6. The head thermal composite winding structure according to claim 1, characterized in that: Two first linear guide rails are arranged opposite each other on the first support base plate, and the first movable plate is movably connected to the two first linear guide rails.

7. The head thermal composite winding structure according to claim 1, characterized in that: The second thermal composite pressure plate is connected to one side of the second movable plate, and a second heat insulation pressure plate is provided between the second thermal composite pressure plate and the second movable plate.

8. The head thermal composite winding structure according to claim 1, characterized in that: The second support base plate is provided with two second linear guide rails, and the second movable plate is movably connected to the two second linear guide rails.

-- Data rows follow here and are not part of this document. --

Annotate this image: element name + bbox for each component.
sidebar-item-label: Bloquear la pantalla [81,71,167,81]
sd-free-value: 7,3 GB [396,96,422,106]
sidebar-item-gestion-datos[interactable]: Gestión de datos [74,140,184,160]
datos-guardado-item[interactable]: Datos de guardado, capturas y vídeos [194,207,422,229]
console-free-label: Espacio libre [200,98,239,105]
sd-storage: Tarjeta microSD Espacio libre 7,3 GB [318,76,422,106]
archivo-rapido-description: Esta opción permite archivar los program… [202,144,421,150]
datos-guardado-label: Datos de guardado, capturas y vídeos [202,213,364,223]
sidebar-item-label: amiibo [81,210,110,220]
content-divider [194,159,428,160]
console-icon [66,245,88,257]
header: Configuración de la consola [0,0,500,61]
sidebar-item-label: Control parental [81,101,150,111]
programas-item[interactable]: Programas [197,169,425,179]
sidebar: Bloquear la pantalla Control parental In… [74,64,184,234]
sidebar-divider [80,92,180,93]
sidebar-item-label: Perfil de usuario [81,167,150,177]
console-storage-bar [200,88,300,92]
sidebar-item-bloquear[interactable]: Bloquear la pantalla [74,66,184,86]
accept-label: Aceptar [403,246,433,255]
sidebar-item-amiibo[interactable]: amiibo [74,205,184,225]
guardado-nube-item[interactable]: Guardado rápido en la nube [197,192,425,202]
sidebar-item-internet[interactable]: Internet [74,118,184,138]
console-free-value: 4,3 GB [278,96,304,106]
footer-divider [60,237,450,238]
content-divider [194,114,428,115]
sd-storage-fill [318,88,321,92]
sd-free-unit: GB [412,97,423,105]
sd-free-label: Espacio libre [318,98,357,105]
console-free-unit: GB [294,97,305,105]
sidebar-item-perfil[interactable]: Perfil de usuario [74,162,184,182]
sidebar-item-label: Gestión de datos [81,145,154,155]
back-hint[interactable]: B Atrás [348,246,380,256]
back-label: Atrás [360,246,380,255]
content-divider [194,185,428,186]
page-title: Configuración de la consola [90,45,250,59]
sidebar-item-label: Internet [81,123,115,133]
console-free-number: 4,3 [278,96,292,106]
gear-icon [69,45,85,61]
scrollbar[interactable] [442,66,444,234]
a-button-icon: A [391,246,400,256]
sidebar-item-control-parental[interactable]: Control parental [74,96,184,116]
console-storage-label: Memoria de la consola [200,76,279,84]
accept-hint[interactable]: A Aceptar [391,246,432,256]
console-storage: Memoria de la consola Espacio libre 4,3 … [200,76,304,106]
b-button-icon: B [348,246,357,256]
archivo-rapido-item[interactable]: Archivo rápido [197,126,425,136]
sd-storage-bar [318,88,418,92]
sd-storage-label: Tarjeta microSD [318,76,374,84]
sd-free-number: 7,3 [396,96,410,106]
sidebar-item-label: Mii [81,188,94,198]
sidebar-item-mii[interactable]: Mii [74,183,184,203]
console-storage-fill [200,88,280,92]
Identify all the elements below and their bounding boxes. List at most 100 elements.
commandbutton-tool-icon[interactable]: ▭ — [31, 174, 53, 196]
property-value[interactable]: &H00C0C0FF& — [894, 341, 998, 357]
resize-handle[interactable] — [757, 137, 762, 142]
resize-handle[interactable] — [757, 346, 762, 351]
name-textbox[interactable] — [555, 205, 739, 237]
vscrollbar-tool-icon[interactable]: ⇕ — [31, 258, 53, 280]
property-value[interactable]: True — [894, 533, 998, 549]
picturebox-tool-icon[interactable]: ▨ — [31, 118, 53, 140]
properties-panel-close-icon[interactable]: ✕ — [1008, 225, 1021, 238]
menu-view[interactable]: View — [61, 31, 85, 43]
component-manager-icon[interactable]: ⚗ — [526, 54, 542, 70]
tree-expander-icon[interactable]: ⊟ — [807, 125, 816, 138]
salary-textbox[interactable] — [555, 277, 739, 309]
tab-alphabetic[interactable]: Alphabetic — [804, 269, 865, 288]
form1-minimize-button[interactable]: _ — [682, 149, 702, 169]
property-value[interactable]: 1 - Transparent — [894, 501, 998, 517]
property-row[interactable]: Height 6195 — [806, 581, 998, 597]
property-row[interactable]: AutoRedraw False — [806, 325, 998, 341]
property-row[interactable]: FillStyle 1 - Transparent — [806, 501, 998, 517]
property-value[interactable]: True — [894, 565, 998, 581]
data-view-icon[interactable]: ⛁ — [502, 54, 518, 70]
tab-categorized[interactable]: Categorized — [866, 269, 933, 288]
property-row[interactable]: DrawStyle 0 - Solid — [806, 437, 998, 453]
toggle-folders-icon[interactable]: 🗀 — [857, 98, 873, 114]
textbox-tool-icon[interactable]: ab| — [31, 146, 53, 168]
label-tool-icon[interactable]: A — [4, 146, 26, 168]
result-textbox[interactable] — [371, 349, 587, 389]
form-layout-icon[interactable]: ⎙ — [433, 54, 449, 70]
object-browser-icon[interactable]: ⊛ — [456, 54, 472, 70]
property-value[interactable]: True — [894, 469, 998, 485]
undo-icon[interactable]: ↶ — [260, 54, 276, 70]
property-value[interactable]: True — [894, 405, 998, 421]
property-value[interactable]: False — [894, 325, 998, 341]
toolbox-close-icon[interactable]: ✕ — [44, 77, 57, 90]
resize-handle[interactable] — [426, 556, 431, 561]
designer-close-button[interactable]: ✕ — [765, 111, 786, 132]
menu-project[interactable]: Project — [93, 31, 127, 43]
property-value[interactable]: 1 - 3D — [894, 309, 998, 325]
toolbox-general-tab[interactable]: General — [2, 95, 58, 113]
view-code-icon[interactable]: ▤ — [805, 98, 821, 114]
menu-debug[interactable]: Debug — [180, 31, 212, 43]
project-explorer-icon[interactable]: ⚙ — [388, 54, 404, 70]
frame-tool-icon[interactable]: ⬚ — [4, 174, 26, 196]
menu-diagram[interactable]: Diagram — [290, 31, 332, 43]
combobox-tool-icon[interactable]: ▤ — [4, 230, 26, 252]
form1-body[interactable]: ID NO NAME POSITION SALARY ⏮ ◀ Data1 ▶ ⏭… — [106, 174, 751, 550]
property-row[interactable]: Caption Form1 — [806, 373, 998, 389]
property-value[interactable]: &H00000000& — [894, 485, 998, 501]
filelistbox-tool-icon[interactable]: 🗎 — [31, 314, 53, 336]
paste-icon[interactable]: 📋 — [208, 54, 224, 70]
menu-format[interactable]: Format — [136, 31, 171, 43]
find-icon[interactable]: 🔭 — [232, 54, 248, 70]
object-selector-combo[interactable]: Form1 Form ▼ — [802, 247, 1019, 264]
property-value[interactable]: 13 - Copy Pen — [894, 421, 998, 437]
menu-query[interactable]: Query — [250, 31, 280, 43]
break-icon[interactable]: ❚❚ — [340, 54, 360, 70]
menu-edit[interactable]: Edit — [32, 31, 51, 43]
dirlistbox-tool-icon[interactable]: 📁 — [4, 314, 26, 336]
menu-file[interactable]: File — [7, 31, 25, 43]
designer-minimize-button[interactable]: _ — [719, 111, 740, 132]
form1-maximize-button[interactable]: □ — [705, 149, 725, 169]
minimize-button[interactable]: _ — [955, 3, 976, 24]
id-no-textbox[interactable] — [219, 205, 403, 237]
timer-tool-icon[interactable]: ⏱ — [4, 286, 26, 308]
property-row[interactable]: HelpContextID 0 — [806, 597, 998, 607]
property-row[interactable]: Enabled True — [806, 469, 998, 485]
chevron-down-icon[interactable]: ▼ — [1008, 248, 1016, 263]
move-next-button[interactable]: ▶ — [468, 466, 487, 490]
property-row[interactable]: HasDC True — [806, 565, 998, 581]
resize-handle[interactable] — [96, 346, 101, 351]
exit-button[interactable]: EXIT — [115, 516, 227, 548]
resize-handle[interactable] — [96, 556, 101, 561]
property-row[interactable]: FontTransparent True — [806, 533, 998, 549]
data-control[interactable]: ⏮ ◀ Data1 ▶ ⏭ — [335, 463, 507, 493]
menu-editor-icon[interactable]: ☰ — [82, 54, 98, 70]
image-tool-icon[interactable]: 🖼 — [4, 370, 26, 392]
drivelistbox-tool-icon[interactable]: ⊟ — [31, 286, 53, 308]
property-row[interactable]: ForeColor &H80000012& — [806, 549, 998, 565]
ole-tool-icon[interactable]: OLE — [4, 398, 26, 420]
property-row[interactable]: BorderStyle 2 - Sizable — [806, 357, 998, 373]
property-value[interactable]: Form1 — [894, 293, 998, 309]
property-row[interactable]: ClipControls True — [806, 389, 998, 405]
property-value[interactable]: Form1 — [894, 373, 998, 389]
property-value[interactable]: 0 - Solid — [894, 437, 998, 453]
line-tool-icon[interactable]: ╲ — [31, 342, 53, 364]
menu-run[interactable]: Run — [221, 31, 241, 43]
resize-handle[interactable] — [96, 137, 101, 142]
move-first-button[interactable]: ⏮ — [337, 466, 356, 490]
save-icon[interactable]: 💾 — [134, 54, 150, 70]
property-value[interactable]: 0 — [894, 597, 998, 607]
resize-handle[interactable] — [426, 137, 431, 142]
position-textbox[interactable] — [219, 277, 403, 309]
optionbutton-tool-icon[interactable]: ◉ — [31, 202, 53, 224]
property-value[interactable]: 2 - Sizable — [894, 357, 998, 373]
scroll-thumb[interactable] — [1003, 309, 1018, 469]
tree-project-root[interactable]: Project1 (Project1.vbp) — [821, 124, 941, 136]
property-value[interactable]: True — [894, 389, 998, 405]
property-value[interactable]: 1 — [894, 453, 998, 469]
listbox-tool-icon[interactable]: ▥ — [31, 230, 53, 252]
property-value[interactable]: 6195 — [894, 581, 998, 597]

9. The head thermal composite winding structure according to claim 1, characterized in that: The first thermal composite plate extends out of the first supporting base plate, and a fine-tuning mechanism is provided on one side of the first supporting base plate corresponding to the bottom of the first thermal composite plate.

10. The head thermal composite winding structure according to claim 1, characterized in that: The pressing surfaces of the first and second thermally composite plates are flat, stepped, or inclined.